Affaire UNITEC Benin/Etat du Niger:Un nouveau scandale financier de 1 800 000 000 FCFA

Publié le par GUILLAUME DELLOH

Décidément, les scandales financiers ne finissent pas au Niger. Alors que les Nigériens n’ont pas fini de digérer l’histoire rocambolesque de paiement de fausses factures de plus d’un milliard et demi de FCFA et la méticuleuse affaire de l’OPVN (Office des Produits Vivriers du Niger) où un préjudice de plus de 700 millions a été causé à l’Etat, voilà que votre journal « Le Courrier » tombe sur un autre scandale financier. Ici aussi le préjudice au trésor public nigérien s’élèverait à 1 800 000 000 FCFA.

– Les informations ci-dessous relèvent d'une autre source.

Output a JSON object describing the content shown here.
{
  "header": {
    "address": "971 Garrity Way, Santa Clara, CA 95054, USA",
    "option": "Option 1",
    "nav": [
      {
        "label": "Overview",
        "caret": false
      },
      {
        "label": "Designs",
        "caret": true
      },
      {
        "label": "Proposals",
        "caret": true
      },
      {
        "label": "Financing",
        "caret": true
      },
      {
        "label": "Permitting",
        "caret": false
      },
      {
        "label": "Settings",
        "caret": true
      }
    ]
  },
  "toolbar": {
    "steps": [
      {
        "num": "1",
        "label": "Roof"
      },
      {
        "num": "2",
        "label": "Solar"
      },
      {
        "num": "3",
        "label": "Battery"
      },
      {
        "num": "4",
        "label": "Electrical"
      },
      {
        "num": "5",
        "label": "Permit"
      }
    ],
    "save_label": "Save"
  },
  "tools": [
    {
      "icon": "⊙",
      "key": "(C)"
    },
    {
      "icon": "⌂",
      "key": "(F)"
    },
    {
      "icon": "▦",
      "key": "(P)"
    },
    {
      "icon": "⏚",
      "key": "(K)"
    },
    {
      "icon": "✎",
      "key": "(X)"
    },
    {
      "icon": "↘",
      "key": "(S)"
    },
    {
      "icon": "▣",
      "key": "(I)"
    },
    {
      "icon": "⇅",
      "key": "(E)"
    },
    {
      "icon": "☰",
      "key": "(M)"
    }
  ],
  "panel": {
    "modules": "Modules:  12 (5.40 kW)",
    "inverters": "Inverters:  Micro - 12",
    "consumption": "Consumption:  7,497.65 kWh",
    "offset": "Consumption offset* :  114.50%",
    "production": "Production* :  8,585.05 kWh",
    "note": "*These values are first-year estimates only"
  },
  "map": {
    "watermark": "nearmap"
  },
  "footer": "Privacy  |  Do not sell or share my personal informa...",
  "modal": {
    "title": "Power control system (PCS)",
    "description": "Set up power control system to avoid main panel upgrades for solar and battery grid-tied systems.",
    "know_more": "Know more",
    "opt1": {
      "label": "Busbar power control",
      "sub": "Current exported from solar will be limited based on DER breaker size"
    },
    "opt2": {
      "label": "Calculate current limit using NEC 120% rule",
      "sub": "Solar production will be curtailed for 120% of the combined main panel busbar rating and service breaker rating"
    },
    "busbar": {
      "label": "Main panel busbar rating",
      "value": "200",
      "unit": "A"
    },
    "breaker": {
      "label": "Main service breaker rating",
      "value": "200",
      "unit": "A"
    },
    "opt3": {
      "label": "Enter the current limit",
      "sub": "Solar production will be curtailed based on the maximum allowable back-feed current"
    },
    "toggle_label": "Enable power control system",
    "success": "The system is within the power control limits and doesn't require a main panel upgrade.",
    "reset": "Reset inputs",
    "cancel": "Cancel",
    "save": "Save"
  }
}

Tout serait parti d’un contrat entre la société UNITEC Bénin représentée par son premier responsable Philips Bocco et l’Etat du Niger. L’entente porterait sur le suivi électronique par UNITEC Bénin des camions de transport de marchandises en provenance de tous les ports d’attache (Lagos, Abidjan, Bénin, Cotonou, Lomé...) ainsi que de tous les corridors, bien évidement en direction du Niger. Le Contrat d’une durée de 3 ans (2004 – 2007) a été élaboré sur les cendres de celui conclu en octobre 2002 avec le société ATB toujours dans le même cadre, c’est-à-dire le visa contrôle (pour le suivi des camions) mais qui n’avait pas donné des résultats concluants, le Niger ayant été grugé.

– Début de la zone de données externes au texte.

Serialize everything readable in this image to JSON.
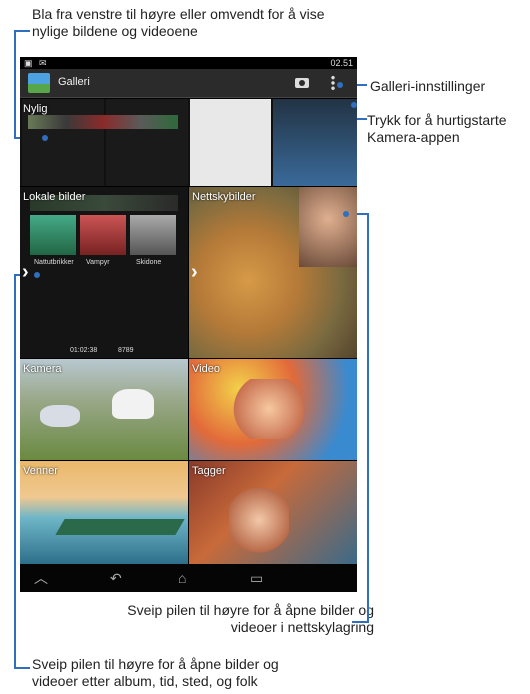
{
  "callouts": {
    "swipe_recent": "Bla fra venstre til høyre eller omvendt for å vise nylige bildene og videoene",
    "settings": "Galleri-innstillinger",
    "camera": "Trykk for å hurtigstarte Kamera-appen",
    "cloud": "Sveip pilen til høyre for å åpne bilder og videoer i nettskylagring",
    "local": "Sveip pilen til høyre for å åpne bilder og videoer etter album, tid, sted, og folk"
  },
  "statusbar": {
    "time": "02.51"
  },
  "app": {
    "title": "Galleri",
    "camera_icon": "camera-icon",
    "menu_icon": "overflow-menu-icon"
  },
  "tiles": {
    "recent": "Nylig",
    "local": "Lokale bilder",
    "cloud": "Nettskybilder",
    "camera": "Kamera",
    "video": "Video",
    "friends": "Venner",
    "tags": "Tagger"
  },
  "local_thumbs": [
    "Nattutbrikker",
    "Vampyr",
    "Skidone"
  ],
  "local_meta": {
    "duration": "01:02:38",
    "count": "8789"
  },
  "nav": {
    "back": "back-icon",
    "home": "home-icon",
    "recent": "recent-apps-icon",
    "down": "hide-keyboard-icon"
  }
}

Dans ce premier contrat qui était parti à zéro, c’est-à-dire ATB n’ayant fait aucun investissement préalable, les pertes pour le Niger s’élève- raient à la bagatelle somme de 1 455 000 000 FCFA. Avec UNITEC Bénin, également ce serait le même refrain, un contrat à zéro, des pertes pour le Niger de l’ordre de 1 800 000 000 FCFA alors même que la société de Philipe Bocco a pris à l’Etat du Niger des avances non encore remboursées de près de 140 millions de FCFA. Pire, UNITEC Bénin a été incapable de remplir certains de ses engagements par exemple le suivi sur les sites de Lagos, Abidjan, etc. Même ses investissements dans les prévisions de l’ordre de 1 700 000 000 FCFA n’auraient guère dépassé les 600 000 000 FCFA.

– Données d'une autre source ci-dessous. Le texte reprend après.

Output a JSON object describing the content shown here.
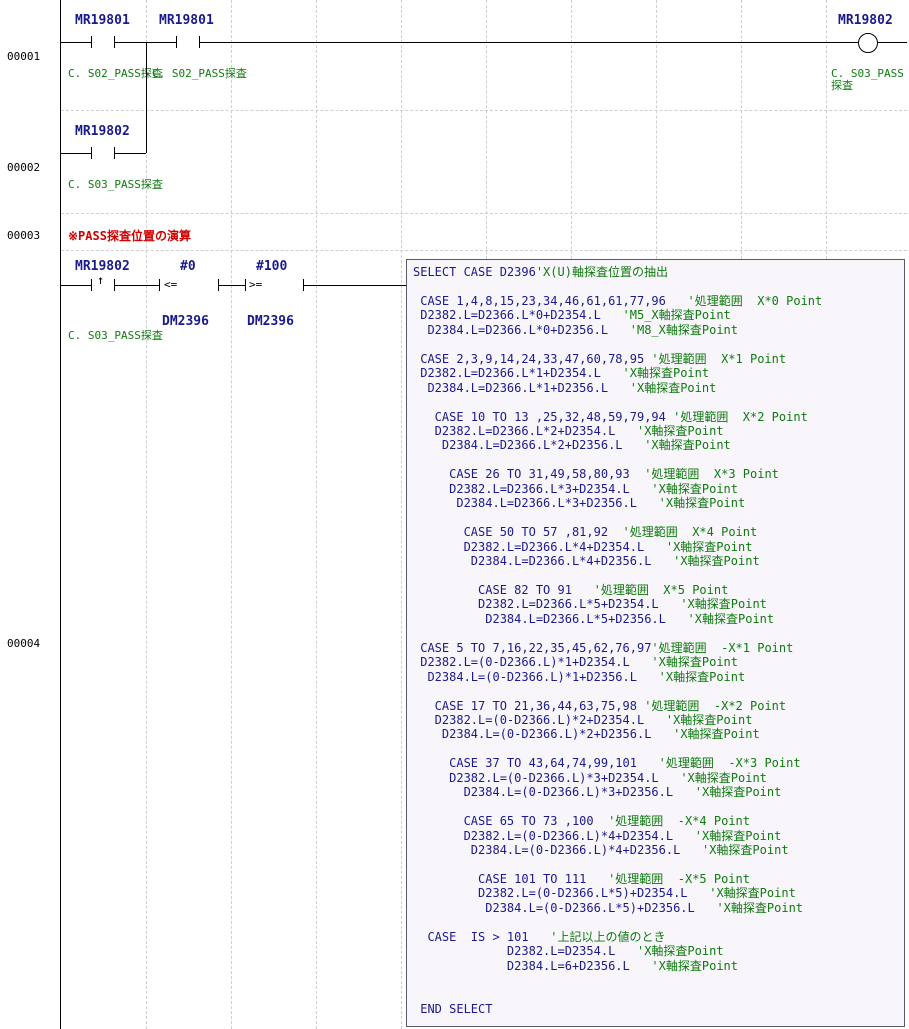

Devant ces manquements graves, le Ministre de l’Economie et des Finances de l’époque, Mahamane Lamine Zeine aurait fait un préavis de résiliation du contrat avec UNITEC Bénin en date du 1er décembre 2006. Instruction aurait alors été donnée d’arrêter le dispatching (c’est-à-dire le travail). Mais UNITEC Bénin aurait fait la sourde oreille. Pour brouiller les choses, elle aurait remis des chèques en guise de reconnaissance de dettes envers l’Etat du Niger. Ces chèques étaient-ils provisionnés ? Aussi les mem- bres du comité chargé de ce dossier seront-ils soudoyés ?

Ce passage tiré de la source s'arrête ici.